26.10.2020/EG
Quelle: Hans-Böckler-Stiftung, Düsseldorf

Alrun Fischer, Betriebsräte-Beraterin und Inhaberin der AFB, Markus Hertwig, Sozialwissenschaftler an der Technischen Universität Chemnitz, Sissy Morgenroth wissenschaftliche Mitarbeiterin bei AFB, Oliver Thünken, wissenschaftlicher Mitarbeiter an der Technischen Universität Chemnitz, untersuchten die Strategien von Arbeitgebern zur Abwehr betrieblicher Mitbestimmung

„Die Motivlagen der Arbeitgeber, gegen Betriebsräte oder Gewerkschaften zu agitieren, sind vielfältig. Prominent, weil auch in Medien z.T. offensiv vertreten, ist eine ideologisch verbrämte Totalverweigerung: Aus Sicht einiger Unternehmer macht die Mitbestimmung es (ihnen) unmöglich, ein Unternehmen (wirtschaftlich erfolgreich) zu führen. Unser Arbeitgebertypus des »strategischen Verhinderns von Mitbestimmung« (vgl. Kapitel 5) charakterisiert die Facetten dieser Orientierung recht anschaulich.

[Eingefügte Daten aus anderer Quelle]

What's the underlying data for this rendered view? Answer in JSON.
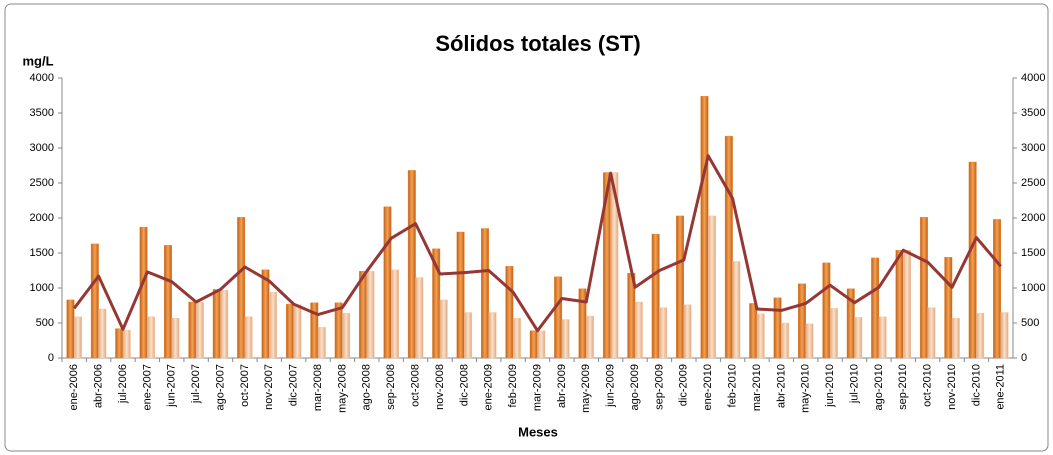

Die Verweigerungshaltung entlädt sich in harten, strategisch geplanten Maßnahmen gegen Betriebsräte, Gewerkschaften und Individuen, die z.T. enorme Ressourcen verschlingen – darunter Zeitressourcen und innerbetriebliche Kosten, aber auch horrende Ausgaben für Union-Busting-Anwälte und Gerichtsverfahren…“ (Auszug von Seite 215)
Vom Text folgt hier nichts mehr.